For Beginners: This method collects all the learnable values from the layer.
The parameters:
- Are the numbers that the neural network learns during training
- Include weights, biases, and other learnable values
- Are combined into a single long list (vector)
This is useful for:
- Saving the model to disk
- Loading parameters from a previously trained model
- Advanced optimization techniques that need access to all parameters
ResetState()
Resets the internal state of the layer.
public override void ResetState()
Remarks
This method resets the internal state of the layer, clearing cached values from forward and backward passes. This includes the last input, normalized values, mean, standard deviation, and gradients.
For Beginners: This method clears the layer's memory to start fresh.
When resetting the state:
- All stored information about previous inputs is removed
- All calculated statistics (mean, standard deviation) are cleared
- All gradient information is cleared
- The layer is ready for new data without being influenced by previous data
This is important for:
- Processing a new, unrelated batch of data
- Preventing information from one batch affecting another
- Starting a new training episode
SetParameters(Vector<T>)
Sets the trainable parameters of the layer.
public override void SetParameters(Vector<T> parameters)
Parameters
parametersVector<T>A vector containing all parameters to set.
Remarks
This method sets all the trainable parameters of the layer from a single vector of parameters. The parameters vector must have the correct length to match the total number of parameters in the layer. By default, it simply assigns the parameters vector to the Parameters field, but derived classes may override this to handle the parameters differently.
For Beginners: This method updates all the learnable values in the layer.
When setting parameters:
- The input must be a vector with the correct length
- The layer parses this vector to set all its internal parameters
- Throws an error if the input doesn't match the expected number of parameters
This is useful for:
- Loading a previously saved model
- Transferring parameters from another model
- Setting specific parameter values for testing
Exceptions
- ArgumentException
Thrown when the parameters vector has incorrect length.
UpdateParameters(T)
Updates the parameters of the layer using the calculated gradients.

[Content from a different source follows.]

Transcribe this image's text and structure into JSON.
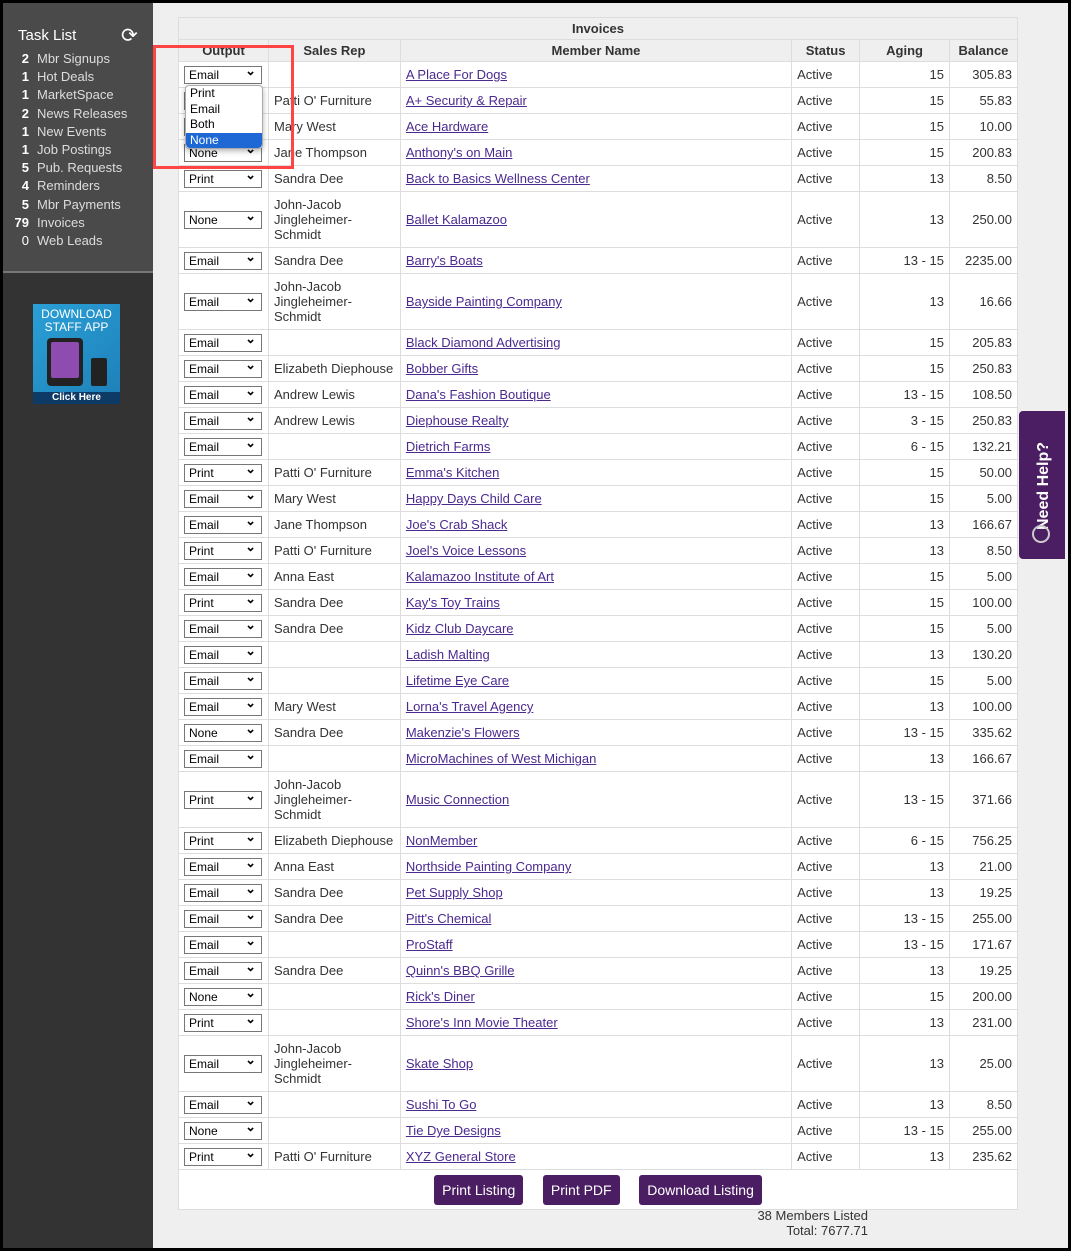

public override void UpdateParameters(T learningRate)
Parameters
learningRateTThe learning rate to use for the parameter updates.
Remarks
This method updates the gamma and beta parameters of the layer based on the gradients calculated during the backward pass. The learning rate controls the size of the parameter updates.
For Beginners: This method updates the layer's internal values during training.
When updating parameters:
- The gamma (scaling) and beta (shifting) values are adjusted to reduce prediction errors
- The learning rate controls how big each update step is
- Smaller learning rates mean slower but more stable learning
- Larger learning rates mean faster but potentially unstable learning
This is how the layer "learns" from data over time, gradually improving its ability to normalize inputs in the most helpful way for the network.
The method will throw an error if you try to run it before performing a backward pass.
Exceptions
- InvalidOperationException
Thrown when Backward has not been called before UpdateParameters.